Fabrication and Characterization of the Broccoli-like Structured CuO Thin Films Synthesized by a Facile Hydrothermal Method and Its Photoelectrochemical Water Splitting Application

Abstract

CuO thin films with broccoli-like structure were prepared using a facile hydrothermal method to construct photocathodes for water-splitting application. The morphological, structural, and optical properties of thin films were characterized and measured using several techniques, including X-ray diffraction (XRD), scanning electron microscopy (SEM), X-ray photoelectron spectroscopy (XPS), photoluminescence (PL), and ultraviolet-visible spectroscopy (UV-Vis). The thickness, structure, and morphology of CuO thin films can be controlled by varying the precursor concentration (Cp) and reaction temperature (Tr), which are also discussed.
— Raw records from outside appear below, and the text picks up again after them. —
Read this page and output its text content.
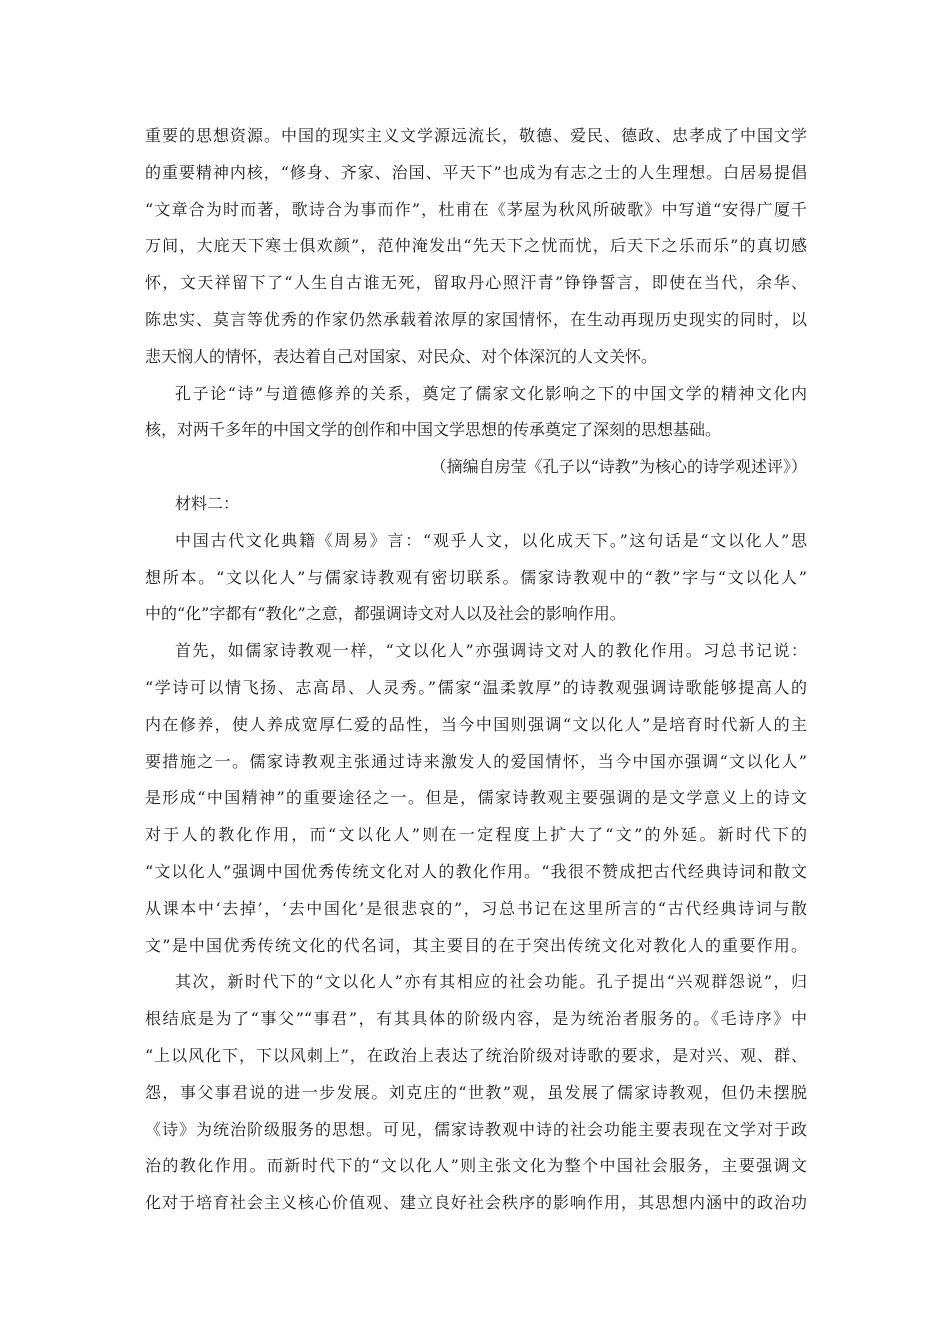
重要的思想资源。中国的现实主义文学源远流长，敬德、爱民、德政、忠孝成了中国文学
的重要精神内核，“修身、齐家、治国、平天下”也成为有志之士的人生理想。白居易提倡
“文章合为时而著，歌诗合为事而作”，杜甫在《茅屋为秋风所破歌》中写道“安得广厦千
万间，大庇天下寒士俱欢颜”，范仲淹发出“先天下之忧而忧，后天下之乐而乐”的真切感
怀，文天祥留下了“人生自古谁无死，留取丹心照汗青”铮铮誓言，即使在当代，余华、
陈忠实、莫言等优秀的作家仍然承载着浓厚的家国情怀，在生动再现历史现实的同时，以
悲天悯人的情怀，表达着自己对国家、对民众、对个体深沉的人文关怀。
孔子论“诗”与道德修养的关系，奠定了儒家文化影响之下的中国文学的精神文化内
核，对两千多年的中国文学的创作和中国文学思想的传承奠定了深刻的思想基础。
（摘编自房莹《孔子以“诗教”为核心的诗学观述评》）
材料二：
中国古代文化典籍《周易》言：“观乎人文，以化成天下。”这句话是“文以化人”思
想所本。“文以化人”与儒家诗教观有密切联系。儒家诗教观中的“教”字与“文以化人”
中的“化”字都有“教化”之意，都强调诗文对人以及社会的影响作用。
首先，如儒家诗教观一样，“文以化人”亦强调诗文对人的教化作用。习总书记说：
“学诗可以情飞扬、志高昂、人灵秀。”儒家“温柔敦厚”的诗教观强调诗歌能够提高人的
内在修养，使人养成宽厚仁爱的品性，当今中国则强调“文以化人”是培育时代新人的主
要措施之一。儒家诗教观主张通过诗来激发人的爱国情怀，当今中国亦强调“文以化人”
是形成“中国精神”的重要途径之一。但是，儒家诗教观主要强调的是文学意义上的诗文
对于人的教化作用，而“文以化人”则在一定程度上扩大了“文”的外延。新时代下的
“文以化人”强调中国优秀传统文化对人的教化作用。“我很不赞成把古代经典诗词和散文
从课本中‘去掉’，‘去中国化’是很悲哀的”，习总书记在这里所言的“古代经典诗词与散
文”是中国优秀传统文化的代名词，其主要目的在于突出传统文化对教化人的重要作用。
其次，新时代下的“文以化人”亦有其相应的社会功能。孔子提出“兴观群怨说”，归
根结底是为了“事父”“事君”，有其具体的阶级内容，是为统治者服务的。《毛诗序》中
“上以风化下，下以风刺上”，在政治上表达了统治阶级对诗歌的要求，是对兴、观、群、
怨，事父事君说的进一步发展。刘克庄的“世教”观，虽发展了儒家诗教观，但仍未摆脱
《诗》为统治阶级服务的思想。可见，儒家诗教观中诗的社会功能主要表现在文学对于政
治的教化作用。而新时代下的“文以化人”则主张文化为整个中国社会服务，主要强调文
化对于培育社会主义核心价值观、建立良好社会秩序的影响作用，其思想内涵中的政治功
Moreover, the electrical properties of CuO thin films were also measured in the three-electrode system. The photocurrent density of photocathodes, when synthesized by a 0.5 M solution at 150 °C for 12 h, was 0.5 mA/cm2 at −0.6 V vs. Ag/AgCl, which is 1.8 times higher than that of photocathodes synthesized in a 0.1 M solution at 100 °C with the same reaction time. In addition, increasing the reaction temperature and precursor concentration aided in the enhancement of the IPCE and APCE values, which peaked at a wavelength range of 330–400 nm.